The Bee published a lengthy article recently about the proliferation of special committees in the state Senate that rarely, if ever, meet, just as rarely produce worthwhile research and appear to exist mainly to give senators extra, off-the-books staff.
Bee reporter Jim Sanders spent many hours poring through Senate documents, looking mostly in vain for evidence that the special committees serve some valid public purpose.
As it happens, one of those special Senate committees grandiosely named the Senate Select Committee on Charity Care and Nonprofit Hospitals met last week. But the session appeared to be no more worthwhile than the non-activities of the non-meeting committees Sanders chronicled.
Ostensibly, its chairwoman, San Leandro Democrat Ellen Corbett, called the hearing to delve into whether the state's nonprofit hospitals have been delivering adequate amounts of charity care to communities.

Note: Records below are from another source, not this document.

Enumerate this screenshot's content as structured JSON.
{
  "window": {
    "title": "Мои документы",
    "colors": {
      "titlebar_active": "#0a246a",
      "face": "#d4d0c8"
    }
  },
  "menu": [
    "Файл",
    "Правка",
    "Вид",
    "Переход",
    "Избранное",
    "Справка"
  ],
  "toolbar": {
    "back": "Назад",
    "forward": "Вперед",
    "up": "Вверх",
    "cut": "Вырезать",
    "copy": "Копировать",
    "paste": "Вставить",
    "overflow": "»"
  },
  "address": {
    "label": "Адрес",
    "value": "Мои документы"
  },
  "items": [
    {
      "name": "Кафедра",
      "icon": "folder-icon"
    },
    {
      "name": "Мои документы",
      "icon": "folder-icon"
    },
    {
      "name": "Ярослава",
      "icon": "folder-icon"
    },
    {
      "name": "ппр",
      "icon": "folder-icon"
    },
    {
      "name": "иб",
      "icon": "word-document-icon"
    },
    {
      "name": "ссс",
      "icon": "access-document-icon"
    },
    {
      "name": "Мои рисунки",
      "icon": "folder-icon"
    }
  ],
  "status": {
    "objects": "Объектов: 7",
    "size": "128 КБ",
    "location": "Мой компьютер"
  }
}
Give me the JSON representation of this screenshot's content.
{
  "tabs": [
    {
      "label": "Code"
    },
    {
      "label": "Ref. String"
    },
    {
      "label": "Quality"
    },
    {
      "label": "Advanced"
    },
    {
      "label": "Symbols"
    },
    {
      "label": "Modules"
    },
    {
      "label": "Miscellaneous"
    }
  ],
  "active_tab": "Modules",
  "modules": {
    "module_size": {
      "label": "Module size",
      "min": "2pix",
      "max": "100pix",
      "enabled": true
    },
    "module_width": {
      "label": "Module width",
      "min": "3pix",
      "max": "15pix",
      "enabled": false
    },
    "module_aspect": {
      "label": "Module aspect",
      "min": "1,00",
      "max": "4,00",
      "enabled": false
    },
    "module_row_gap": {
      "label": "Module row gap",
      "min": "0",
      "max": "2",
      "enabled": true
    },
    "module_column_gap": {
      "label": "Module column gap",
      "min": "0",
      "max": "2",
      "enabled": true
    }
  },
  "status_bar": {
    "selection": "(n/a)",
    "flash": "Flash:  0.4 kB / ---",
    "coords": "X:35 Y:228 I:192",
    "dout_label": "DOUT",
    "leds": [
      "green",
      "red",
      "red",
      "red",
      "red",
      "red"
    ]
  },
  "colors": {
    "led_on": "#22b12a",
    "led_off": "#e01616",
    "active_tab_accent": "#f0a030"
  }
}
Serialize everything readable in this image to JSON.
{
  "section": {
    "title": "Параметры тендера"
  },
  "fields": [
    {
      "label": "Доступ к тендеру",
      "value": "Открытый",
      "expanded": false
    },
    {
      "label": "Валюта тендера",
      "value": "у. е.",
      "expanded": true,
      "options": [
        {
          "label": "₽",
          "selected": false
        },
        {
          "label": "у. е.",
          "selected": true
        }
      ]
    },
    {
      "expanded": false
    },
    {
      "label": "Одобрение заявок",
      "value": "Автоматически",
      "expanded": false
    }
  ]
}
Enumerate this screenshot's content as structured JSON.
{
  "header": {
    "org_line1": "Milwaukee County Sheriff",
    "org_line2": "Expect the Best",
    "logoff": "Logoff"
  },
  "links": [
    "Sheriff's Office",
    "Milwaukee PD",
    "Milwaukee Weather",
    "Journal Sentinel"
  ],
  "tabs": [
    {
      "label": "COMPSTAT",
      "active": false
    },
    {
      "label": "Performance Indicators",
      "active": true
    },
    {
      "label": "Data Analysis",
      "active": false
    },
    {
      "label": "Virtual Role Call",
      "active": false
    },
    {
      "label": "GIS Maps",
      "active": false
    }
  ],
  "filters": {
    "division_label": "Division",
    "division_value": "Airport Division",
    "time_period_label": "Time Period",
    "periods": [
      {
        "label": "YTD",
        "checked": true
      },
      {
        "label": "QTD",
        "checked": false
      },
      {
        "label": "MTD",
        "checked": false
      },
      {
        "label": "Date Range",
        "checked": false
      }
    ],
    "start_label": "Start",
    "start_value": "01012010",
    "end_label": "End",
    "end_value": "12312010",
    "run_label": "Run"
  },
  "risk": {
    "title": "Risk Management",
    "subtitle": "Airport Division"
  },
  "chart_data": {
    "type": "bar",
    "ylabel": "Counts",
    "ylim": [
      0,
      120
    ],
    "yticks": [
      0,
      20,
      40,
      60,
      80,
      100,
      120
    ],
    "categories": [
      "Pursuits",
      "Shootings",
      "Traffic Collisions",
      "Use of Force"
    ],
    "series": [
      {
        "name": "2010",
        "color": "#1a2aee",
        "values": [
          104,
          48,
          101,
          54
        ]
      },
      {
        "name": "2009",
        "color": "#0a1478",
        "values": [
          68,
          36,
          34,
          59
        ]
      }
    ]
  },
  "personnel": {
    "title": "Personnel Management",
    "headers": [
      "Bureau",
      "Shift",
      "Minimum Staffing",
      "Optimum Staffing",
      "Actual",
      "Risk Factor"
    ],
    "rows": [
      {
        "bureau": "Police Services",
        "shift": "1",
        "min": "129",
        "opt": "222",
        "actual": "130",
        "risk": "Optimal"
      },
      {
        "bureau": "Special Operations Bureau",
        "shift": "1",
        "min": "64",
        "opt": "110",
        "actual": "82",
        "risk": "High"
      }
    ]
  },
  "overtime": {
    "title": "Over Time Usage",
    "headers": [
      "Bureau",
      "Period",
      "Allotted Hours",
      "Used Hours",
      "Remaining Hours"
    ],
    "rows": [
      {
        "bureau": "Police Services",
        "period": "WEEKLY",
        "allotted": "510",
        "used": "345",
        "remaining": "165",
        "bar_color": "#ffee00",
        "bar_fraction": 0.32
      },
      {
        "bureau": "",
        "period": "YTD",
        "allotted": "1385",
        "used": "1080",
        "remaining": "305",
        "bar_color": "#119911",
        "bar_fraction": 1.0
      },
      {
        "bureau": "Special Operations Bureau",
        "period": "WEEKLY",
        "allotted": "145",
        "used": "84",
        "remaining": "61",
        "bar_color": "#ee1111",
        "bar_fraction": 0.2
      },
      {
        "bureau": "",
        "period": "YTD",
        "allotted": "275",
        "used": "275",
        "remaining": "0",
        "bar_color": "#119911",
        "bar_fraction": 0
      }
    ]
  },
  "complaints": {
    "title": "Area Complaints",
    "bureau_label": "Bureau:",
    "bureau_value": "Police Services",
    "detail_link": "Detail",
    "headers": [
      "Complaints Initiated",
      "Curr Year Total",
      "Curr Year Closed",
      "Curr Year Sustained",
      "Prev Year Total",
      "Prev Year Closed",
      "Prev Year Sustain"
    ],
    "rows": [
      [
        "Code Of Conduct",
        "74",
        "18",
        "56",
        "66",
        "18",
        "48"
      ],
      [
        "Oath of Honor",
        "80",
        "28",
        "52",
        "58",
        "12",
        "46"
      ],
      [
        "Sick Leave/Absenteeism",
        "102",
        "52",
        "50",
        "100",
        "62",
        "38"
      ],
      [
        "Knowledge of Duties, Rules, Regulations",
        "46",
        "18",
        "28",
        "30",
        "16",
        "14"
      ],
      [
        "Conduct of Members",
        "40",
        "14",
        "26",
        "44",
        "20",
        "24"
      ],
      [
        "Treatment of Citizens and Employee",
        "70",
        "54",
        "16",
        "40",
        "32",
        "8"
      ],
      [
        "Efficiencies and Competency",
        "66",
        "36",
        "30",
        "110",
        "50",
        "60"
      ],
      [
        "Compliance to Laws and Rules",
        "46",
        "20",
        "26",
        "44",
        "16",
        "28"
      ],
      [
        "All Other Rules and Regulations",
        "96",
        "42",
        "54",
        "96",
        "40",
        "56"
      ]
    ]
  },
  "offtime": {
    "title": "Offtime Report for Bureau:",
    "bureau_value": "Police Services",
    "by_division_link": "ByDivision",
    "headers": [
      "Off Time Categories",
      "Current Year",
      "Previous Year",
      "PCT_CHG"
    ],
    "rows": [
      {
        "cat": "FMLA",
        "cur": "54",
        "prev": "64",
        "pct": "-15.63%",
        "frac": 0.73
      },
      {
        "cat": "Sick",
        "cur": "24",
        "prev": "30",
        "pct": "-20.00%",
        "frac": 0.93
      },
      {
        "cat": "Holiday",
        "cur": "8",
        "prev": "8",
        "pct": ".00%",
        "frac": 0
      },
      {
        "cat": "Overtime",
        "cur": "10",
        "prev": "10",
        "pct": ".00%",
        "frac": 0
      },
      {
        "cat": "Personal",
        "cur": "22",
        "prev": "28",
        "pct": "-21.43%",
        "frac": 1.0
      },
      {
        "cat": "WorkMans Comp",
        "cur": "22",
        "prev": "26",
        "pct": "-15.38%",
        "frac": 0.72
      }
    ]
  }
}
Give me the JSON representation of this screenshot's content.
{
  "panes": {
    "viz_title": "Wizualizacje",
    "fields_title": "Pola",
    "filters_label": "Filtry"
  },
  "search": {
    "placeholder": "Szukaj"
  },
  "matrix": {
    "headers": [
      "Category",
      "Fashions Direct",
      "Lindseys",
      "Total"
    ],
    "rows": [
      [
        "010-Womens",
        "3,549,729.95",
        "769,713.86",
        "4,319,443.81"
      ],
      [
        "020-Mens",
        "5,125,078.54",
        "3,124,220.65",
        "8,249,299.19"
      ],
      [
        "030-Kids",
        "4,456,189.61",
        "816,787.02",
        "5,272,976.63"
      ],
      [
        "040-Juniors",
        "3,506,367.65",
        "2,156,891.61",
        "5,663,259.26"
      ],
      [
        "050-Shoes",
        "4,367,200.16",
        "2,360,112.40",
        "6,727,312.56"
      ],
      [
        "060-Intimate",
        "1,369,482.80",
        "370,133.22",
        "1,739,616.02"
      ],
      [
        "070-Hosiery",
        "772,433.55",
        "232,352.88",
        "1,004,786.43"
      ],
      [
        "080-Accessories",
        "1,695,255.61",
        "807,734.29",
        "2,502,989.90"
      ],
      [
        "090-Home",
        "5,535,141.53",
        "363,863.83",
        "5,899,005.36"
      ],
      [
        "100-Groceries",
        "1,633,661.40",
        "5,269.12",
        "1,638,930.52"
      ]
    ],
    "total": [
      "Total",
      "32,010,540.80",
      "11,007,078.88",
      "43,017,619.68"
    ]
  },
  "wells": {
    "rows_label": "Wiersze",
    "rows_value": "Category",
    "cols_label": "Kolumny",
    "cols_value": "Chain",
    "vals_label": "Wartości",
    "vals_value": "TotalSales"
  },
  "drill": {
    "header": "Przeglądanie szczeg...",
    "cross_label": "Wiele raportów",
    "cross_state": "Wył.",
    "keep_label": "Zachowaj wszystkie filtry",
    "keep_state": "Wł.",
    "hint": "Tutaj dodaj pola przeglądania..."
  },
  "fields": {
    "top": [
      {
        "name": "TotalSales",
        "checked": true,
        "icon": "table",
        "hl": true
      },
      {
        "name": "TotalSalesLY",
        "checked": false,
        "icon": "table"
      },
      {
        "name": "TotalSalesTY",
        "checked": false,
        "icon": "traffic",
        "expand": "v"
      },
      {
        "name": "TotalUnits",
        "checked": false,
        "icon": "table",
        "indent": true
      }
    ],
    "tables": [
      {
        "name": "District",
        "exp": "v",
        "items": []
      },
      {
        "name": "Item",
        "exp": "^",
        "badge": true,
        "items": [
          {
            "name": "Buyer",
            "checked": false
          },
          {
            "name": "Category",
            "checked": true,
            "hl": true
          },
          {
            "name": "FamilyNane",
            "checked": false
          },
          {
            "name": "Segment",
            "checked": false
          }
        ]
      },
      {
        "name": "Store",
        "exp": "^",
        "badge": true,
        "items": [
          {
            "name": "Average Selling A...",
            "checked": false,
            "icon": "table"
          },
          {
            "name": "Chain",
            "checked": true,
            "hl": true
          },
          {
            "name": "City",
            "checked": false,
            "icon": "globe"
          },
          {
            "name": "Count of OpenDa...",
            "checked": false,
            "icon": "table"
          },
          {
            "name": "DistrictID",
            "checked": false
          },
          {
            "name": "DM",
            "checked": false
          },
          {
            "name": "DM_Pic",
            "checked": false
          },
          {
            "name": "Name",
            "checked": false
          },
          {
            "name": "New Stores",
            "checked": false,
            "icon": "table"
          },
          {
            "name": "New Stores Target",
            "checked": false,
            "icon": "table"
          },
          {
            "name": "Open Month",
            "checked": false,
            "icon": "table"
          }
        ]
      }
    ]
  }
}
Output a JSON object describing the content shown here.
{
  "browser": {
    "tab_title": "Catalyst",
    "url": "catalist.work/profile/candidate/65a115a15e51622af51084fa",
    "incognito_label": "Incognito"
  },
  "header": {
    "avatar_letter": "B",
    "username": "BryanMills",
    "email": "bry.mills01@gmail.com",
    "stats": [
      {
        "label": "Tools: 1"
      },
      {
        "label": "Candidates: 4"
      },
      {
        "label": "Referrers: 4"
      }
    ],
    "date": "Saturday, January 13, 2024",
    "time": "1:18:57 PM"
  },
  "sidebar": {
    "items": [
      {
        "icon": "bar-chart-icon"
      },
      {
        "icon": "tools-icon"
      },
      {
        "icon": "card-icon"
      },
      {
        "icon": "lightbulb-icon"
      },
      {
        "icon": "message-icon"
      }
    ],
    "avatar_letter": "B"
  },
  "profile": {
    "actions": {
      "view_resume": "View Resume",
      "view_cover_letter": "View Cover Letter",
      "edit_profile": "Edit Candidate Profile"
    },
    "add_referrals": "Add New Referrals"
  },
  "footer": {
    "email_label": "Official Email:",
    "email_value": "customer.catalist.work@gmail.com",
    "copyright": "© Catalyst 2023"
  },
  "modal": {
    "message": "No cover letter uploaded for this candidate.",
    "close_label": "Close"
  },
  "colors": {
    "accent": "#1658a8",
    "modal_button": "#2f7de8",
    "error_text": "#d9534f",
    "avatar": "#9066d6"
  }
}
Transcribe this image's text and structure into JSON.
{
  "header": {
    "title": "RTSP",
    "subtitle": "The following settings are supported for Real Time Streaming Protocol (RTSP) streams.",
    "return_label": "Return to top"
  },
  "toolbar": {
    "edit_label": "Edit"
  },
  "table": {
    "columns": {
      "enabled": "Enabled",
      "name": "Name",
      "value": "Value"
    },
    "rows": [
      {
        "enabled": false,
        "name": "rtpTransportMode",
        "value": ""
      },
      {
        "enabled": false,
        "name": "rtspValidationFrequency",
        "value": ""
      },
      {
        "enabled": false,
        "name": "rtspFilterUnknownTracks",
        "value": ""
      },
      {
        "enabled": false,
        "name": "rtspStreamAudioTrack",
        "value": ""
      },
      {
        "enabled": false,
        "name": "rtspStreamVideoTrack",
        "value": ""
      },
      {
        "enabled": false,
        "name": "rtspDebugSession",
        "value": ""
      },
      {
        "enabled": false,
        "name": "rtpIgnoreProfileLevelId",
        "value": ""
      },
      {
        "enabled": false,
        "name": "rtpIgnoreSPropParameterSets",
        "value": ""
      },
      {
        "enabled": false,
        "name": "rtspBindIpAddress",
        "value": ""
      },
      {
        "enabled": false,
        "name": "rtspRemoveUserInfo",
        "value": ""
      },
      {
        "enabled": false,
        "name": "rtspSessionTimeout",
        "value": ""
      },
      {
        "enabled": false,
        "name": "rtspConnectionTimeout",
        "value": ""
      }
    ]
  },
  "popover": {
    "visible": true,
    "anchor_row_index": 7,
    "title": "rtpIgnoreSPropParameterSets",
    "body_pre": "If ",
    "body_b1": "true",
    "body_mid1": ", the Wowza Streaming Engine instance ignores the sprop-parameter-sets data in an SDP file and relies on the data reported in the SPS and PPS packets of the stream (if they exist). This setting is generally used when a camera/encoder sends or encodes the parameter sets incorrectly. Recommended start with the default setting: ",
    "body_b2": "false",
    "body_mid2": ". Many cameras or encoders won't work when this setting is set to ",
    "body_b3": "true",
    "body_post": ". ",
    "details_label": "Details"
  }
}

However, three of the six witnesses that Corbett invited to testify represented the California Nurses Association, while the California Hospital Association was denied any representation on the "panels" of witnesses.
Corbett lavished praise on the nurses union for helping organize the supposedly objective hearing, and the CNA's representatives used their multiple opportunities to excoriate big nonprofit chains such as Sutter and Kaiser for allegedly failing to provide sufficient charity care.
Only at the very end of the hearing, during the so-called "public testimony," was the hospital association's vice president, Anne McLeod, allowed to present less than three minutes of defense for the industry's record on charity care.
A Corbett aide has insisted that nonprofit hospitals were invited to testify, but apparently she was insisting on somebody from one hospital, not somebody from the umbrella hospital association.
The hearing was, in other words, stacked, and the hospital association rightly labeled it as a "sham."
So what was really happening?
Fundamentally, Corbett was staging the hearing to give the nurses union an opportunity to score rhetorical points on two hospital chains with which it has rocky contract relationships in recent months.
It's part of a larger CNA-backed strategy of attacking hospitals' public standing on such ancillary issues as infection rates and administrators' salaries in hopes, one would assume, that the hospitals would give it more favorable contract terms.
The CNA is also a steady contributor of funds to Democrats and their causes, such as raising taxes, which makes politicians willing participants in the union's propaganda campaign.
But the Senate Select Committee on Charity Care and Nonprofit Hospitals, like all those other special committees, is consuming the public's tax money.